Publication | ThinkSet
Why Our Efforts to Get More Women on Boards Aren’t Going Far Enough
Mary Karen Wills
Women are rising, but we’re a long way from gender parity
California lawmakers drew national attention—and criticism—last year by passing a law that will essentially require certain companies in the state to appoint a whopping 684 women to corporate boards by 2021.
Senate Bill 826’s backers equated the move with breaking a glass ceiling—and pointed to simple arithmetic: women hold just 15.5 percent of board seats at Russell 3000 companies in California, compared to 16.2 percent among all the companies in that index. “It’s high time that corporate boards include the people that constitute more than half the ‘persons’ in America,” Governor Jerry Brown said at the time.

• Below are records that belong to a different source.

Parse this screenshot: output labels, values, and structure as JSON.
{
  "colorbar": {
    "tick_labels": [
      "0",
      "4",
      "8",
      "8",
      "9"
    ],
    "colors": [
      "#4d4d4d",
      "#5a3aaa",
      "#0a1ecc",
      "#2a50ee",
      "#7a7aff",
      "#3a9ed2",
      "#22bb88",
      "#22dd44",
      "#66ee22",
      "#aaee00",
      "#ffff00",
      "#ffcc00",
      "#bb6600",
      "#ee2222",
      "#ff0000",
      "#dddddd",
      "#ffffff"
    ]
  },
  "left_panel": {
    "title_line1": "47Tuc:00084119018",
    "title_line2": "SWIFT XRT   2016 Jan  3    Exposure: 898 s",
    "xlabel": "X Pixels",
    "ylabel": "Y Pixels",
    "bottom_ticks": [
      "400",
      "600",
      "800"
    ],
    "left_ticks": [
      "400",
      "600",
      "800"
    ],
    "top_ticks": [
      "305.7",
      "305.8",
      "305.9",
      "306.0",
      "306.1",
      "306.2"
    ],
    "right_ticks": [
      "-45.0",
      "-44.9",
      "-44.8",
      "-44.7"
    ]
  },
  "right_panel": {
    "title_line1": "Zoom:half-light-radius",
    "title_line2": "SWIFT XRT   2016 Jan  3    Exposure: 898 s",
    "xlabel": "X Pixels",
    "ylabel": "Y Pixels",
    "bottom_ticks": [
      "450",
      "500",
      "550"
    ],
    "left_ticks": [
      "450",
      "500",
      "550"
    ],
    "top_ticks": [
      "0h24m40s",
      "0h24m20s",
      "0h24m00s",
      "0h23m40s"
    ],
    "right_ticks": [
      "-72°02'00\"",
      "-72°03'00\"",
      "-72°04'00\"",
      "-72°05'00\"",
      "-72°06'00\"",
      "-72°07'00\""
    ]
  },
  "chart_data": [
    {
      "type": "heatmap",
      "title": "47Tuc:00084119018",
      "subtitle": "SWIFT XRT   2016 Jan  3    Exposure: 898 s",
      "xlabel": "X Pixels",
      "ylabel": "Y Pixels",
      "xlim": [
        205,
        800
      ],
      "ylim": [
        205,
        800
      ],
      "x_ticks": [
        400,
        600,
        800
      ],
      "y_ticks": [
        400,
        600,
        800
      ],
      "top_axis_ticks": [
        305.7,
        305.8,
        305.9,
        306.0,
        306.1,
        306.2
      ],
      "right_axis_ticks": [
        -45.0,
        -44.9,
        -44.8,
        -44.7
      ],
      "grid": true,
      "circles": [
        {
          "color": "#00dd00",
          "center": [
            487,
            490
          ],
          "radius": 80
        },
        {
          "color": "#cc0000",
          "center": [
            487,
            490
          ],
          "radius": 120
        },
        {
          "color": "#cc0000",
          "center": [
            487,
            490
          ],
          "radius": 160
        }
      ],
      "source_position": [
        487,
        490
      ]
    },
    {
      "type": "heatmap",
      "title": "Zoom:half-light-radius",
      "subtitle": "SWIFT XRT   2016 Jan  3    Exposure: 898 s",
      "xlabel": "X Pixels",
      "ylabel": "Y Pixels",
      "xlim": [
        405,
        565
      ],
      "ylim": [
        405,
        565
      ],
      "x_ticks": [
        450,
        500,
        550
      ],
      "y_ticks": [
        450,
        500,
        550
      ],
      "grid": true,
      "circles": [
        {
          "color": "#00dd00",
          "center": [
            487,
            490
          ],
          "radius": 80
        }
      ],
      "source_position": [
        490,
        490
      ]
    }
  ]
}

Wherever you stand on the California law, which faces inevitable court battles and is especially controversial in California’s male-dominated tech sector, its passage should prompt anyone who cares about gender parity in corporate leadership to ask a tough question:
If after years of initiatives and good-faith efforts, boardrooms are still dominated by men, then what, aside from laws and mandates, can be done to level the playing field? Perhaps the answer starts with getting more women into the C-suite and onto board recruiters’ radars. And as women, we can help populate those databases with purposeful networking and forceful advocacy on the boards we’re already on.